Demokratikleşme dönemi bitip (yani artık demokrasiye geçildiği iddiası vardı) 2000 yılından bu yana siyasal şiddet varlığını hep korudu. Kamusal alana yayıldı üstelik. Artık hedefinde, gücü yetenin kendince gerekçelerle muhatap ya da muhataplarına karşı suikastler gerçekleştirmesi günlük vakalardan sayılır oldu.

İki tür şiddet olduğundan söz ediliyor Meksika’da. Birincisi, suç gruplarının devlet otoritesini sıfırladıkları şiddet. Bu, bulundukları bölgelerde adaleti sağlamaya çalışan hukuk insanlarının, güvenlik kuvvetlerinin hedef alınması demek. Yani kendisi de bir şiddet kaynağı olan devletin otoritesinin, başka suç odakları tarafından etkisizleştirilmesi.

İkinci şiddet türü de, devlet otoritesinin güçlü olduğu yerlerde devlet unsurlarının suç gruplarıyla ortak hareket ederek bu kez sadece siyasi muhalifleri değil, gazetecileri, insan hakları savunucularını ortadan kaldırdığı şiddettir. Başka bir deyişle devlet şiddetinin “politik olmayan” şiddetle ortak şiddet üretmiş olması. Bu nedenle ölümlerde kurban profili çok çeşitli olabiliyor.

Var olan siyasi şiddet “demokratikleşme” dönemine göre daha yerel hale geldi. O kadar sivil toplum temsilcisi öldürüldü ki ülkede akıl alır gibi değil. Devlet mekanizmasının ekonomik, sosyal alandaki başarısızlıkları sivil toplum fikirlerini güçlendirdikçe devletin bu düşünce sahiplerine saldırıları da arttı.

Tamam, haberlere hep yansıyan uyuşturucu kaynaklı, suç çetelerinin başı çektiği şiddet haberleri. Ama bu şiddet türünün yayılmasına olanak sağlayan da ülkedeki “otoriter politika kültürü”dür. Bu gözardı edilirse Meksika’yı anlamakta zorlanırız.
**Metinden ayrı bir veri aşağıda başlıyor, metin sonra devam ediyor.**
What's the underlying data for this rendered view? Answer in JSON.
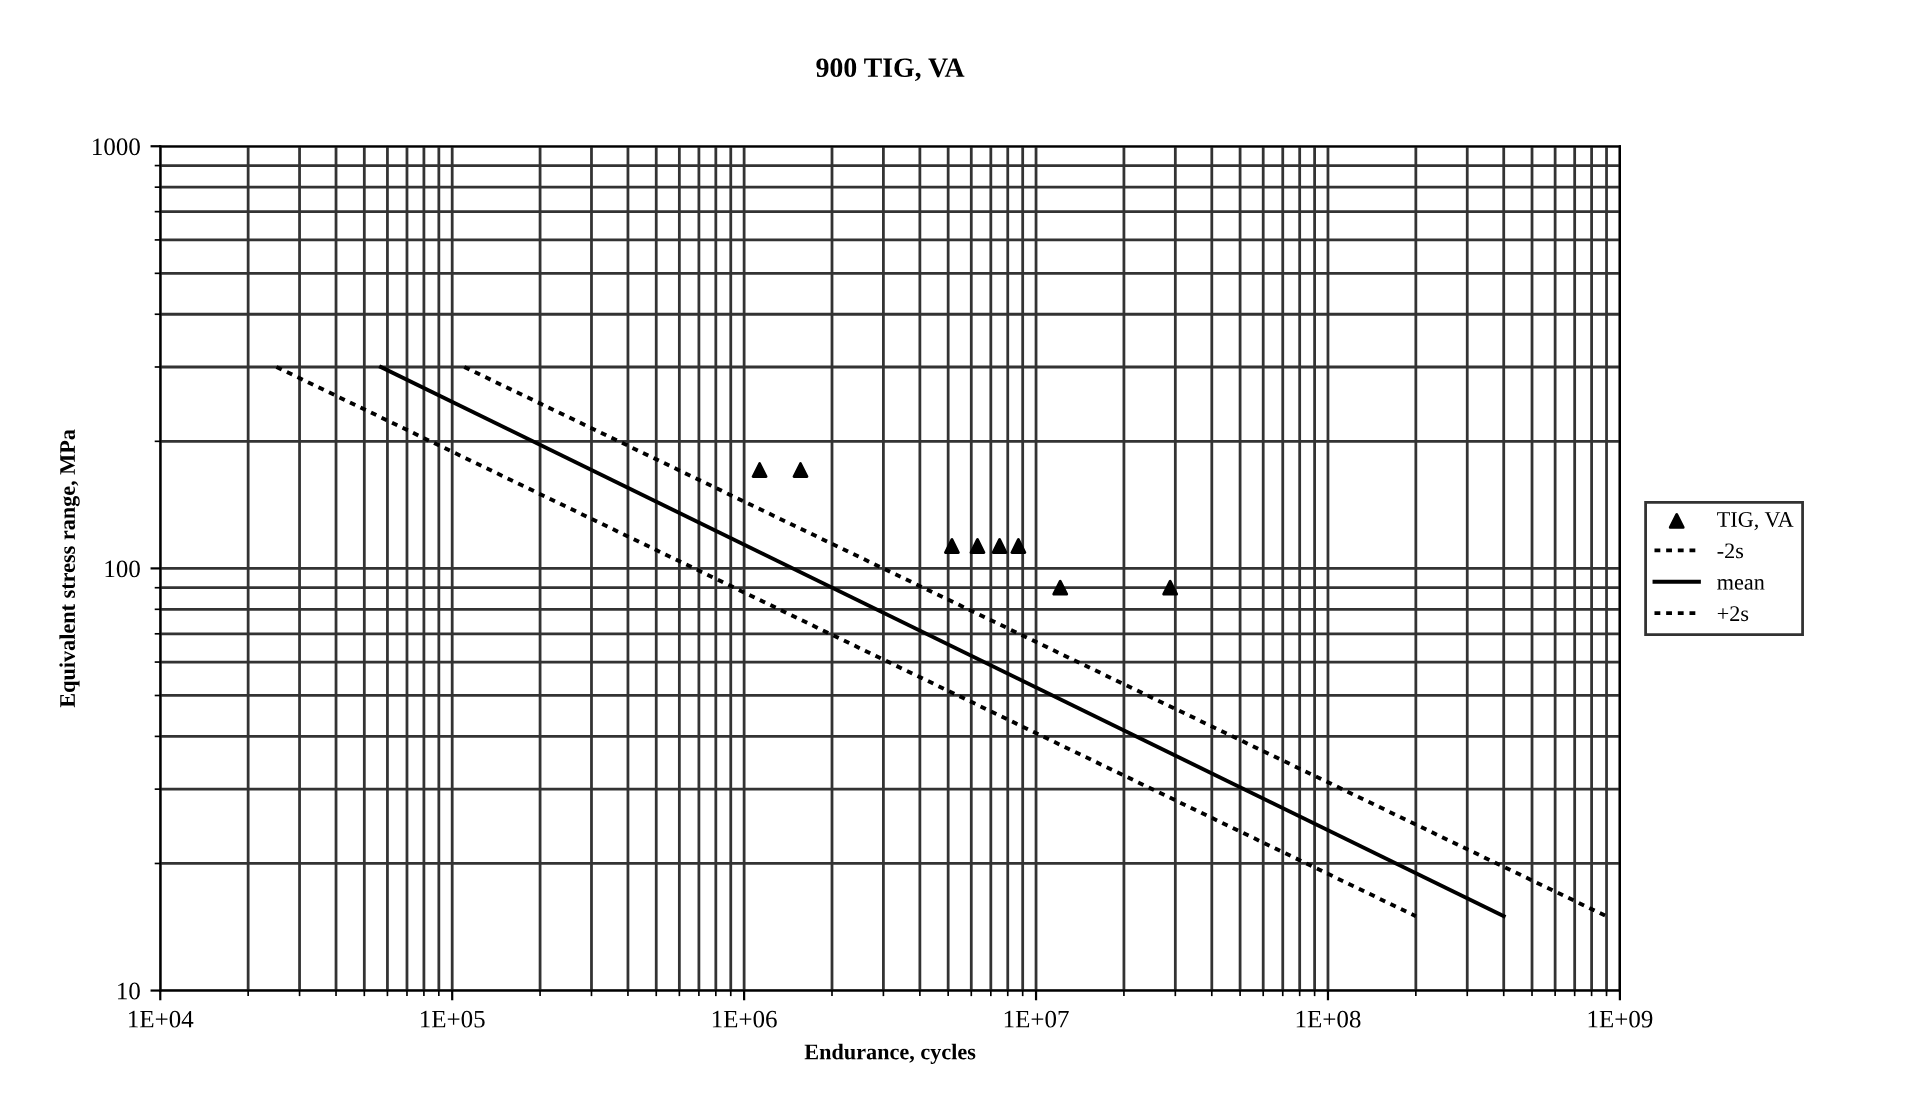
{
  "chart_data": {
    "type": "scatter",
    "title": "900 TIG, VA",
    "xlabel": "Endurance, cycles",
    "ylabel": "Equivalent stress range, MPa",
    "log": "xy",
    "grid": true,
    "legend": "right",
    "xlim": [
      10000,
      1000000000
    ],
    "ylim": [
      10,
      1000
    ],
    "xticks": [
      {
        "value": 10000,
        "label": "1E+04"
      },
      {
        "value": 100000,
        "label": "1E+05"
      },
      {
        "value": 1000000,
        "label": "1E+06"
      },
      {
        "value": 10000000,
        "label": "1E+07"
      },
      {
        "value": 100000000,
        "label": "1E+08"
      },
      {
        "value": 1000000000,
        "label": "1E+09"
      }
    ],
    "yticks": [
      10,
      100,
      1000
    ],
    "series": [
      {
        "name": "TIG, VA",
        "marker": "triangle",
        "color": "#000000",
        "x": [
          1130000,
          1560000,
          5150000,
          6300000,
          7500000,
          8700000,
          12100000,
          28800000
        ],
        "values": [
          171,
          171,
          113,
          113,
          113,
          113,
          90,
          90
        ]
      },
      {
        "name": "-2s",
        "type": "line",
        "line_style": "dotted",
        "marker": "none",
        "color": "#000000",
        "x": [
          110000,
          900000000
        ],
        "values": [
          300,
          15
        ]
      },
      {
        "name": "mean",
        "type": "line",
        "line_style": "solid",
        "marker": "none",
        "color": "#000000",
        "x": [
          57000,
          400000000
        ],
        "values": [
          300,
          15
        ]
      },
      {
        "name": "+2s",
        "type": "line",
        "line_style": "dotted",
        "marker": "none",
        "color": "#000000",
        "x": [
          25000,
          200000000
        ],
        "values": [
          300,
          15
        ]
      }
    ]
  }
}
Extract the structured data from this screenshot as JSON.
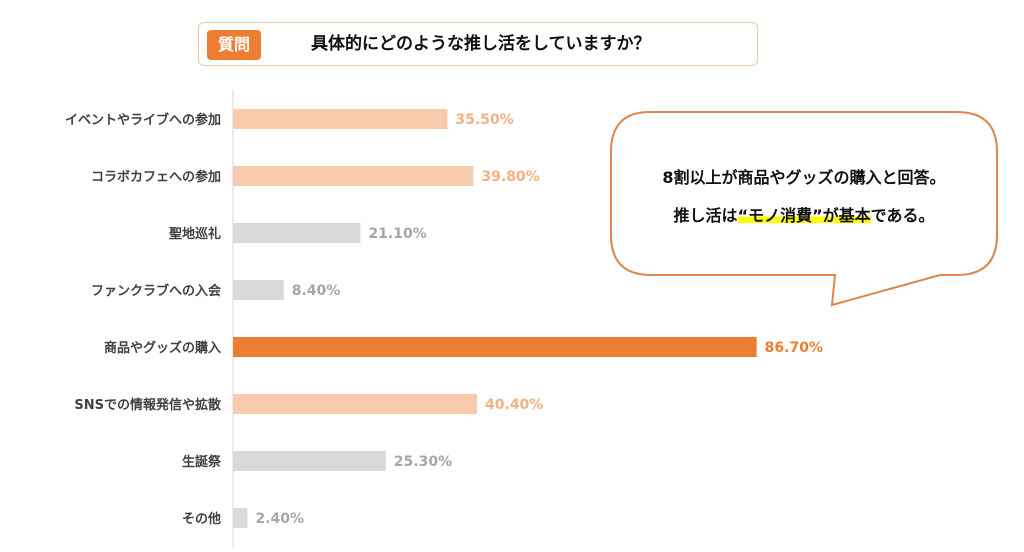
{
  "question": {
    "badge": "質問",
    "text": "具体的にどのような推し活をしていますか？"
  },
  "callout": {
    "line1": "8割以上が商品やグッズの購入と回答。",
    "line2_pre": "推し活は",
    "line2_highlight": "“モノ消費”が基本",
    "line2_post": "である。"
  },
  "colors": {
    "light": "#f8cbad",
    "gray": "#d9d9d9",
    "accent": "#ed7d31",
    "light_label": "#f4b183",
    "gray_label": "#a6a6a6"
  },
  "chart_data": {
    "type": "bar",
    "orientation": "horizontal",
    "title": "具体的にどのような推し活をしていますか？",
    "categories": [
      "イベントやライブへの参加",
      "コラボカフェへの参加",
      "聖地巡礼",
      "ファンクラブへの入会",
      "商品やグッズの購入",
      "SNSでの情報発信や拡散",
      "生誕祭",
      "その他"
    ],
    "values": [
      35.5,
      39.8,
      21.1,
      8.4,
      86.7,
      40.4,
      25.3,
      2.4
    ],
    "labels": [
      "35.50%",
      "39.80%",
      "21.10%",
      "8.40%",
      "86.70%",
      "40.40%",
      "25.30%",
      "2.40%"
    ],
    "color_groups": [
      "light",
      "light",
      "gray",
      "gray",
      "accent",
      "light",
      "gray",
      "gray"
    ],
    "unit": "%",
    "xlim": [
      0,
      100
    ],
    "grid": false
  }
}
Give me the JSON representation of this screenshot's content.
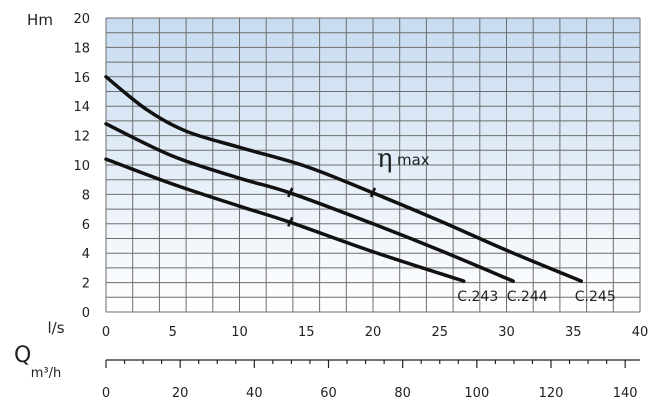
{
  "chart_data": {
    "type": "line",
    "ylabel": "Hm",
    "xlabel_primary_unit": "l/s",
    "xlabel_secondary_unit": "m³/h",
    "xlabel_letter": "Q",
    "xlim": [
      0,
      40
    ],
    "ylim": [
      0,
      20
    ],
    "x2lim": [
      0,
      144
    ],
    "x_ticks": [
      "0",
      "5",
      "10",
      "15",
      "20",
      "25",
      "30",
      "35",
      "40"
    ],
    "y_ticks": [
      "0",
      "2",
      "4",
      "6",
      "8",
      "10",
      "12",
      "14",
      "16",
      "18",
      "20"
    ],
    "x2_ticks": [
      "0",
      "20",
      "40",
      "60",
      "80",
      "100",
      "120",
      "140"
    ],
    "grid": true,
    "efficiency_label": {
      "symbol": "η",
      "text": "max"
    },
    "series": [
      {
        "name": "C.243",
        "x": [
          0,
          5,
          10,
          13.8,
          20,
          26.8
        ],
        "y": [
          10.4,
          8.7,
          7.2,
          6.1,
          4.1,
          2.1
        ],
        "eta_max_at": 13.8
      },
      {
        "name": "C.244",
        "x": [
          0,
          5,
          10,
          13.8,
          20,
          25,
          30.5
        ],
        "y": [
          12.8,
          10.6,
          9.1,
          8.1,
          6.0,
          4.2,
          2.1
        ],
        "eta_max_at": 13.8
      },
      {
        "name": "C.245",
        "x": [
          0,
          3,
          6,
          10,
          15,
          20,
          25,
          30,
          35.6
        ],
        "y": [
          16.0,
          13.8,
          12.3,
          11.2,
          9.9,
          8.1,
          6.2,
          4.2,
          2.1
        ],
        "eta_max_at": 20
      }
    ]
  }
}
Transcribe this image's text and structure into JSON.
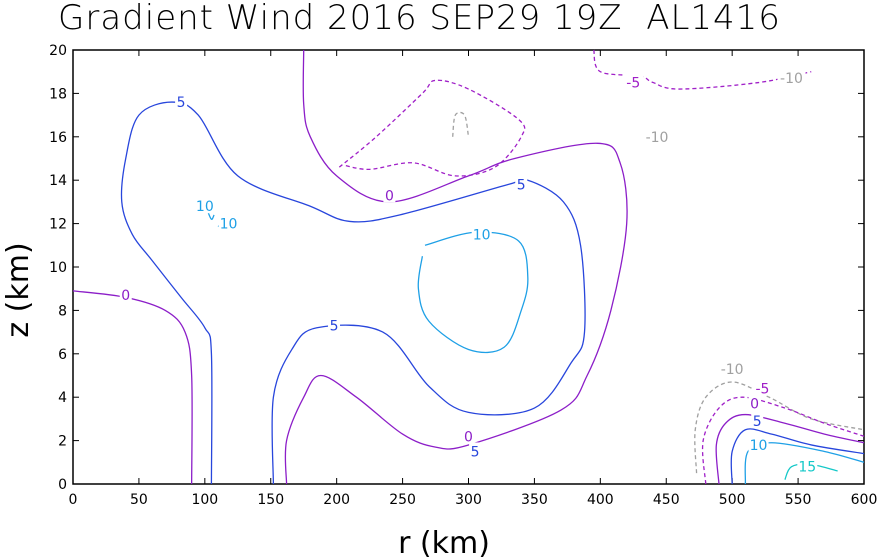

43 öğrenciyi çetelere teslim ettiler
Hala yürek sızlatan, duyanın vicdanını yaralayan korkunç bir olay vardır ülke tarihinde. Bir öğretmen okulunun 43 öğrencisi 26 Eylül 2014’te Guerrero eyaletinde kayboldu. Hala akıbetleri bilinmiyor. Öğrenciler Tlatelolco Katliamı olarak bir olayın yıldönümü için başkente gitmek için yola çıkmışlardı. Tlatelolco Katliamı 1968 yılında (gençlik hareketlerinin zirve yaptığı yıl, malum) Meksika askerlerinin gösteri yapan öğrencilere ateş açması sonucu 300 kişinin yaşamını yitirdiği korkunç bir kıyımdı. Öğretmen adayı 43 öğrenci anmaya katılmak için yola çıktılar bir daha da onları gören olmadı.

Kan donduran iddialar atıldı ortaya. Meksika polislerinin öğrencileri uyuşturucu çetelerine verdiği ileri sürüldü. Çetelerin öğrencileri bir çöplükte yaktığı da iddialar arasında. Meksika hükümetinin bu iddiayı bilerek ortaya atmakla sorumluluktan kaçmaya çalıştığı ortaya çıktı. Arjantinli tıp uzmanlarının raporları sonucu çöpte yakılmayla ilgili hiçbir kanıt bulunamamıştı çünkü. 2016 yılında hükümetin soruşturmayı engellediği haberleri çıktı. Dönemin Enrique Peña Nieto hükümetinin ilk 14 aylık döneminde 23 bin 640 kişi öldürülmüştü.

Şiddetin önlenmesinde başarılı olamayan Nieto, 43 kayıp öğrencinin kaybolması konusunda da kayıtsızlığıyla hafızalara kazındı.

Öğrencilerden hala haber yok. Şiddet hala ülkenin en önemli sorunu. Seçim kampanyası süresince 130 siyasetçi öldürüldü. Şimdi solcu bir devlet başkanı görevi devralıyor. Bakalım ne olacak?

Umarım bu talihsiz ülke “huzura çok çok yakın, ABD’ye çok çok uzak” olur.